Let f: $\mathbb{T}^2 \to \mathbb{T}^2$ be a continuous map, homotopic to the identity map $\text{Id}_{\mathbb{T}^2}$. Is it true that $f$ is surjective?
(The argument for $\mathbb{S}^2$, instead of $\mathbb{T}^2$ doesn't work here, since the torus minus a point is not contractible).
Yes. Here is a more general observation. Let $M$ and $N$ be closed connected oriented $n$-manifolds, so that $H_n(M, \mathbb{Z}) \cong H_n(N, \mathbb{Z}) \cong \mathbb{Z}$ canonically. The degree of a map $f : M \to N$ is the integer $d$ such that $f$ acts by multiplication by $d$ on $H_n$. In particular, the identity $\text{id}_M : M \to M$ has degree $1$.

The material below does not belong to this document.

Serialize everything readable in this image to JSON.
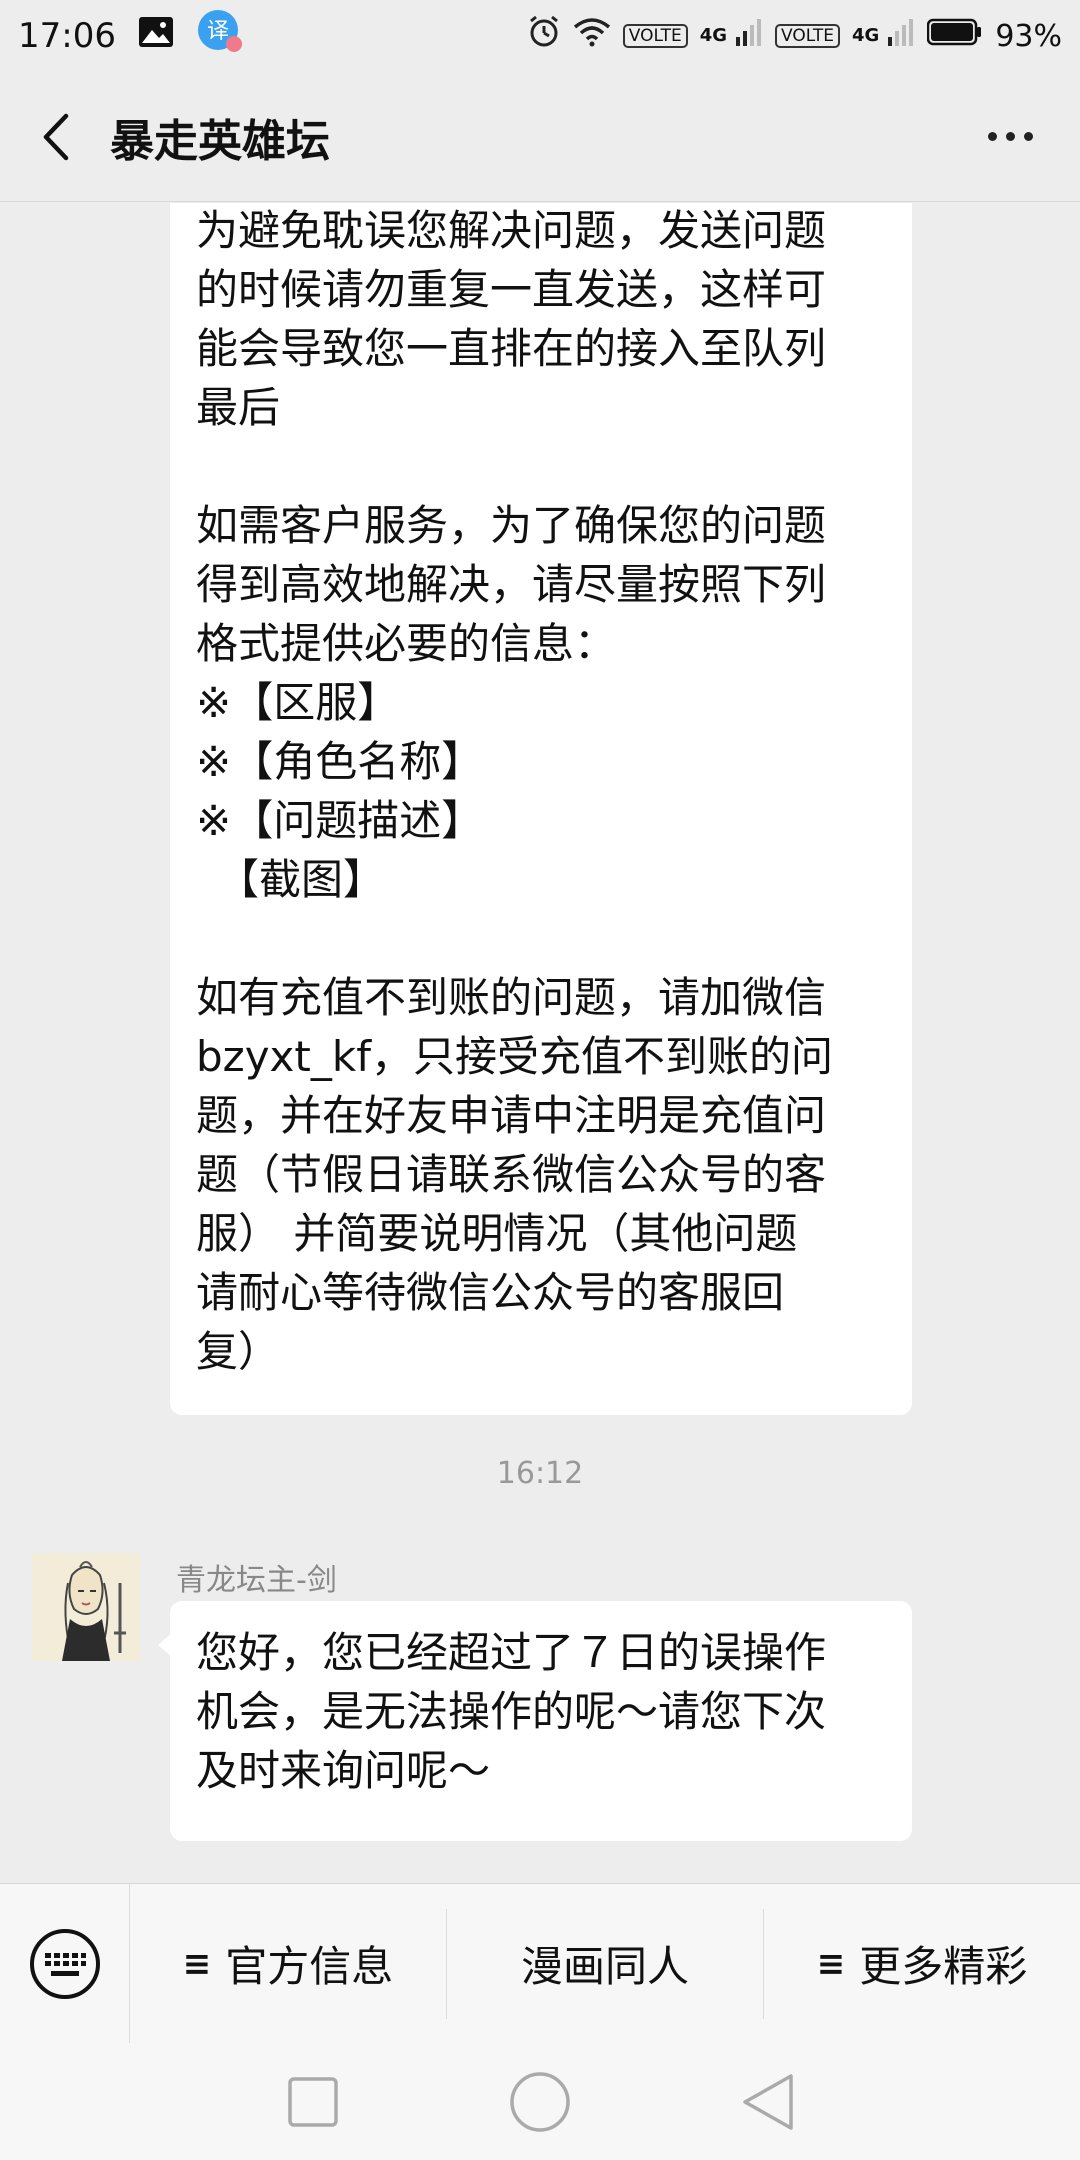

Proof. We prove the contrapositive. Suppose $f : M \to N$ is not surjective. $N$ minus any point has vanishing $H_n$ by Poincare duality (this is true more generally for any connected noncompact $n$-manifold), and so $f$ induces the zero map on $H_n$: that is, $f$ has degree zero. $\Box$
This is a surprisingly powerful result once you have some tools for computing the degree of a map; for example it can be used to prove the fundamental theorem of algebra, as described on MO.